Endings Matter

The blurb, cover, buzz, and maybe the first few pages sell the first book in a series. But after that, it’s the ending of the last book that sells the next one. Because every reader has a choice when they reach the end of a book–continue on with the series they’re reading or go read something else.

I just finished reading a book by a new-to-me author. And it was a decent book. Interesting world, good characters, nice twists, nice fantasy elements.

Overall I was giving it a thumbs up. Not my favorite book that I’ve read recently, but solid. It was slow to start, so I wouldn’t have rushed out to buy the next one by this author, but it came together at the end so I probably would have eventually done so when book 2 was out in paperback.

Problem is, the ending. It hit the wrong emotional note.

The core issue of the book was solved, the two main characters worked out their issues, there was some hope for the future but hints that things weren’t perfect, and then…

Thunk.

It turned downward on the last two pages. The couple basically broke up and the future that was shown was bleak.

In a sense it was a cliffhanger. Which can sometimes pull readers to the next book because they want to know what happened. They know they have to keep reading for that emotional payoff.

But in this case it retroactively ruined the last third of the book for me. Like, “Oh, this was where you were headed? Ugh.”

So much writing advice focuses on the first pages. Write that perfect first sentence. Suck them into your story. Grab their attention. Keep them reading. But I think not near enough attention is paid to the ending of a story, which is in one sense even more important.

I can’t remember the first sentence of most stories I’ve read. But I can remember how those stories made me feel at the end.

Which begs the question, what is a good ending for a story?

For me, there has to be an emotional payoff. It doesn’t have to be romantic, but there has to have been a point to the story. The mystery is solved, the good guys win or find the thing, the couple comes together.

We have to end there for a reason. Even if the overall story arc is larger than this one book, there has to be some justification for why this was the ending for the first installment in that larger story.

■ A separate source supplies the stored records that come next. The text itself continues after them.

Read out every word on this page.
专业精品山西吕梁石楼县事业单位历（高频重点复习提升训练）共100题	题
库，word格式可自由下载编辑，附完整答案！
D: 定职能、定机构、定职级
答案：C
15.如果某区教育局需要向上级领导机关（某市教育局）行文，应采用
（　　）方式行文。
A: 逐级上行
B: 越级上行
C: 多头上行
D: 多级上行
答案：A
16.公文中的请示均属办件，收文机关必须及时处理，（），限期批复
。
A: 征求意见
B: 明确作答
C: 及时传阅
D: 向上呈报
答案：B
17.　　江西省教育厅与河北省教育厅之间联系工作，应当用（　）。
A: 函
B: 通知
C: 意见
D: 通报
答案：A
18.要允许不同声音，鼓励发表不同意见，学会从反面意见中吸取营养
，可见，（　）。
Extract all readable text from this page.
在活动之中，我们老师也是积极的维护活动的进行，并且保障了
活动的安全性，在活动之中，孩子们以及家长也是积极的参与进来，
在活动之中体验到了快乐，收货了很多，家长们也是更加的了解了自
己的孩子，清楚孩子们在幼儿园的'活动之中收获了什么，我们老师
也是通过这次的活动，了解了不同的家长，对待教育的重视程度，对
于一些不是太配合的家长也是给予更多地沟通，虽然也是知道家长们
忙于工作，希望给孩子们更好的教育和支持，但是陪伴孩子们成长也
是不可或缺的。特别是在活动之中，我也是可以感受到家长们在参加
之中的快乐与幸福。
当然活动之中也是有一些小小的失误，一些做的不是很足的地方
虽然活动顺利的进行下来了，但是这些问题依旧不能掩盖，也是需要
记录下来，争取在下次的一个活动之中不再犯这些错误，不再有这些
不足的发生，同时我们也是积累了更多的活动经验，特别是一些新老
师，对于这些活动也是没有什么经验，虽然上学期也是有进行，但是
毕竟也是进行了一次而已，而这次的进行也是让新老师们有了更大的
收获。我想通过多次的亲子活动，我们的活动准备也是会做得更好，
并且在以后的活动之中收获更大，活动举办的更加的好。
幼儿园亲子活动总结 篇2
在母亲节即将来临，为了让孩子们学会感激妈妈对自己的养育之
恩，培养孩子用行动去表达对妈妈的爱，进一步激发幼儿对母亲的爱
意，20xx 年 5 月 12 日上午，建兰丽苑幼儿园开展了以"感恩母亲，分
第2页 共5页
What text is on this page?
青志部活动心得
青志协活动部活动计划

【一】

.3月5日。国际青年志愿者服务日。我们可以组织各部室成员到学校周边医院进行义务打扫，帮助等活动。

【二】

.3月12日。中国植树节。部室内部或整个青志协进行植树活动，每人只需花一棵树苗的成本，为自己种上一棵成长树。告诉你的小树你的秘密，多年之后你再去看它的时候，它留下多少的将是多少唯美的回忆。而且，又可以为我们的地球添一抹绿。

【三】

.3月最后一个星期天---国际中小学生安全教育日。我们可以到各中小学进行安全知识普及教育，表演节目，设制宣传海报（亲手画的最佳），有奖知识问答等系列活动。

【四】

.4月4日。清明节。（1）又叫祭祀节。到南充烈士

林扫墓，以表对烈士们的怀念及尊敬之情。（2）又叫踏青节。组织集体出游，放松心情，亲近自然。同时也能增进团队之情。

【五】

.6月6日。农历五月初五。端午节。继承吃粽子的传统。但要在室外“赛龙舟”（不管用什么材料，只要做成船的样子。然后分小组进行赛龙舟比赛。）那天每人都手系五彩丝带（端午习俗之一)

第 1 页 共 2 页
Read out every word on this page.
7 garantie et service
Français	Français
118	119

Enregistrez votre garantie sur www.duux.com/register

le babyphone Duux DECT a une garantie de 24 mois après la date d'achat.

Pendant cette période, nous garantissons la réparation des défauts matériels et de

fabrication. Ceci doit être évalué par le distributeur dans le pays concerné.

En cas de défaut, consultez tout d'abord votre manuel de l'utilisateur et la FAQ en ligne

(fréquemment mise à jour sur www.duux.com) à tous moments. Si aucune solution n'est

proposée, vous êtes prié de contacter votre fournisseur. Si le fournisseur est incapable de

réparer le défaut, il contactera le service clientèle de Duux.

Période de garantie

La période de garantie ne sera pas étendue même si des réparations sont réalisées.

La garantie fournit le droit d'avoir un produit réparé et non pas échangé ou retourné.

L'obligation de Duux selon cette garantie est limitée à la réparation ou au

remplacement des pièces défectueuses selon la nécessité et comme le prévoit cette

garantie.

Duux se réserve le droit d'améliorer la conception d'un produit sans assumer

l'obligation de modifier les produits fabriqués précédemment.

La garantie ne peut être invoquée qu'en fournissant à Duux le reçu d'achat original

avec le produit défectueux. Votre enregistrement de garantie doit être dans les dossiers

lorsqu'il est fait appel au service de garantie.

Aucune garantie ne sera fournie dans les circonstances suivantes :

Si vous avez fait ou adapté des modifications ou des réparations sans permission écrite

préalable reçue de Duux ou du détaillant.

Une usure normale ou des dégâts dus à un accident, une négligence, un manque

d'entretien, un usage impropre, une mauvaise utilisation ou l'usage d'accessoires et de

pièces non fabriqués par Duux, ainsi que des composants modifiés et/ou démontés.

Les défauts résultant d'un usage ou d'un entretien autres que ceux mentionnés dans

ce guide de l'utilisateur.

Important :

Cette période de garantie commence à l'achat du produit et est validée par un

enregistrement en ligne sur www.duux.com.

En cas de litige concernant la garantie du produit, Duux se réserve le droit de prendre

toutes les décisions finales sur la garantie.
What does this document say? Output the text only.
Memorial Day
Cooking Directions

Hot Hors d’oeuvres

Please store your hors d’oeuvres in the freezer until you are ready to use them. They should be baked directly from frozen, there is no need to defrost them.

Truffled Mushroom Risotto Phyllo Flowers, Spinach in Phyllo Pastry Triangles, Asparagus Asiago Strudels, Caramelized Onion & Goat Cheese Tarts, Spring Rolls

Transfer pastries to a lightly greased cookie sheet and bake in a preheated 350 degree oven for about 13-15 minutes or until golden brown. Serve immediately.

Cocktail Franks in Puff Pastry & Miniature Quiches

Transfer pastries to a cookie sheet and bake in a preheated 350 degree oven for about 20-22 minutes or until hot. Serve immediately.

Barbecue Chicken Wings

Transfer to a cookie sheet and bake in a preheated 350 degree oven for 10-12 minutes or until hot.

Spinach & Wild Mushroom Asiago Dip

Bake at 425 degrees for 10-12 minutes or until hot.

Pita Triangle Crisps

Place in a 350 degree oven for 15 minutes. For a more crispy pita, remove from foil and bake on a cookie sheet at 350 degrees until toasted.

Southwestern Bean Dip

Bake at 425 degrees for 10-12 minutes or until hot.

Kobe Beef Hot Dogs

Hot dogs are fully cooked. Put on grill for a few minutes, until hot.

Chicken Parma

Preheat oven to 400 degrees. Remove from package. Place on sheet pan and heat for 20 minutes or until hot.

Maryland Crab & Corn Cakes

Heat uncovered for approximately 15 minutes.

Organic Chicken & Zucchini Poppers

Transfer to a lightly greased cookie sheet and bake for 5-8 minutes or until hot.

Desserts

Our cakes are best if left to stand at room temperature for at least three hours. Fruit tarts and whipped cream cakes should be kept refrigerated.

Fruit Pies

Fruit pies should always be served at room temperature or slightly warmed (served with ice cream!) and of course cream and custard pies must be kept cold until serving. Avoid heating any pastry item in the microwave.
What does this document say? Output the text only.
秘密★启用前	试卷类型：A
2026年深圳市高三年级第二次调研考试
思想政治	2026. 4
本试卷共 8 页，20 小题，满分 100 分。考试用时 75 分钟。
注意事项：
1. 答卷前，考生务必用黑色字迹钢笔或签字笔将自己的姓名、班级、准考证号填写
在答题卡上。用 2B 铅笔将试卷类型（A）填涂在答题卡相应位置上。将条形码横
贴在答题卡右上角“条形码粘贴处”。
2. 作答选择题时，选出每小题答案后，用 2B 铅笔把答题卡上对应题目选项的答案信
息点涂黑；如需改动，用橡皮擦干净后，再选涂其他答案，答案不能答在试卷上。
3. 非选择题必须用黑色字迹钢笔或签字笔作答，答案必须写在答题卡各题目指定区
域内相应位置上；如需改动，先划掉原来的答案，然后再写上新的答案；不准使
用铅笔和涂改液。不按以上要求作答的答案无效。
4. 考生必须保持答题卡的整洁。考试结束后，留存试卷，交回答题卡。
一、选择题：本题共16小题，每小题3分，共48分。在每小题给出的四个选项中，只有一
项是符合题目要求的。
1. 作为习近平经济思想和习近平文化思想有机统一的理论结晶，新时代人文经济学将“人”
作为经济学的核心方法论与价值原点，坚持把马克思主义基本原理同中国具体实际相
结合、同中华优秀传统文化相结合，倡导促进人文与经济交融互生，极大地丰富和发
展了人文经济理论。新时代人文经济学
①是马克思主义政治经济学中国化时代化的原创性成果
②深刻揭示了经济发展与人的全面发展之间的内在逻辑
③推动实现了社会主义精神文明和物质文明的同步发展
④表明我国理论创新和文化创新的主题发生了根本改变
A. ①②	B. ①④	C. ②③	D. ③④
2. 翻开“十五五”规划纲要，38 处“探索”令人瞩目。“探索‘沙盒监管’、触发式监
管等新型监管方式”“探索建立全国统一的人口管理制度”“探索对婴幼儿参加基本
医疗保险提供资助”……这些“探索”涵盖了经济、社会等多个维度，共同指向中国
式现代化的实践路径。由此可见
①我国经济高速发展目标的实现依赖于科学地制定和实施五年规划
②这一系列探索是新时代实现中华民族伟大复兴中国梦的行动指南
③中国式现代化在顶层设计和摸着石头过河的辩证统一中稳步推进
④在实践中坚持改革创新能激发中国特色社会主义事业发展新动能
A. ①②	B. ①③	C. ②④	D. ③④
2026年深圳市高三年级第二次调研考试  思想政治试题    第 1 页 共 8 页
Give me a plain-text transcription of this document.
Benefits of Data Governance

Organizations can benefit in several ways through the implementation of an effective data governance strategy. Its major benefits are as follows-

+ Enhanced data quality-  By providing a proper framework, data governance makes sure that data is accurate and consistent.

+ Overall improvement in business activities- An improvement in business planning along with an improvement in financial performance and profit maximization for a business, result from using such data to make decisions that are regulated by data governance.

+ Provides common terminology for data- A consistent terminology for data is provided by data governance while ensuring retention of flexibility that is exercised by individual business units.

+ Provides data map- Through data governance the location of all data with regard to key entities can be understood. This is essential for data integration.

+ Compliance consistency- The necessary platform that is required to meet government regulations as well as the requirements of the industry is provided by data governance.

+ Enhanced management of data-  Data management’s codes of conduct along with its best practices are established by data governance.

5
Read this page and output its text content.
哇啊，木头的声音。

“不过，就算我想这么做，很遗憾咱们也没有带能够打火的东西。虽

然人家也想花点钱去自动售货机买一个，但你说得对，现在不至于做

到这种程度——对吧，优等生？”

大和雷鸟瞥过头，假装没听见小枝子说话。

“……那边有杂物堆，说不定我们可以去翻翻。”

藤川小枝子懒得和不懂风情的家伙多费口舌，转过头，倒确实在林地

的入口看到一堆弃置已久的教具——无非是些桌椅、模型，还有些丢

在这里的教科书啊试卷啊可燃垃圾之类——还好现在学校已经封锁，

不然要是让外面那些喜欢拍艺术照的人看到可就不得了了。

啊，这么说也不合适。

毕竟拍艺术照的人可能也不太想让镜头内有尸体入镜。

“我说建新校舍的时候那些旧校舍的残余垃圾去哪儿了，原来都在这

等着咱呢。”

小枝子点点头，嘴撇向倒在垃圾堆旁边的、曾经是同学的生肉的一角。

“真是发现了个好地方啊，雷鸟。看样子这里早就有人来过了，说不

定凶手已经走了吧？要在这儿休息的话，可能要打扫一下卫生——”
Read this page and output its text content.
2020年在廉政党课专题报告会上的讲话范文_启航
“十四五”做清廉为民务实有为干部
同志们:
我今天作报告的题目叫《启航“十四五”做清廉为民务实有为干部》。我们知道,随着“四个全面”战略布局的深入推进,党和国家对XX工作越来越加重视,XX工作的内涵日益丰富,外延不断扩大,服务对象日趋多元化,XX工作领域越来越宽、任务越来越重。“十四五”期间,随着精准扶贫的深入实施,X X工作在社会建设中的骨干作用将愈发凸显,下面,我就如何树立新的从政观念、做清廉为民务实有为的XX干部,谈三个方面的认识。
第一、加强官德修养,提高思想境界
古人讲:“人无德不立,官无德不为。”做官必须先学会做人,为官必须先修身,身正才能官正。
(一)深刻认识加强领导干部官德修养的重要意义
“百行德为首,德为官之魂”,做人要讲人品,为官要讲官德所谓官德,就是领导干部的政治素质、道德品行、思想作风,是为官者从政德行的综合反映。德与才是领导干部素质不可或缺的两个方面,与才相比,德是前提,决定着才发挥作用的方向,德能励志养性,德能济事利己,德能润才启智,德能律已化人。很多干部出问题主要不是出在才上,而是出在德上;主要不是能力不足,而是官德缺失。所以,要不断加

And for me it has to end on an up beat. There can be that hint that more struggle is coming down the road, but I personally want it to end where things are positive, happy, or optimistic. Or if not optimistic at least resolved to some extent.

(I know some literary novels don’t end that way, but I also don’t enjoy those books.)

So, here, for example, this book could have ended five pages earlier than it did and been a much better ending for me. In my opinion, it should have ended where they solved the mystery and made the agreement that will be the subject of the next book.

Instead it stepped into the bad place. Which means when I closed the book my last lingering memory was “oh, that’s going to be grim” and I have no desire to go there.

Once more and as always, think of your audience and its expectations. Some genres like grimdark maybe are okay with a nihilistic, unhappy ending. But most genre audiences want their emotional payoff to be positive. And if you don’t deliver that, they’ll find an author who does.

Okay. Off to format some non-fiction. Good times.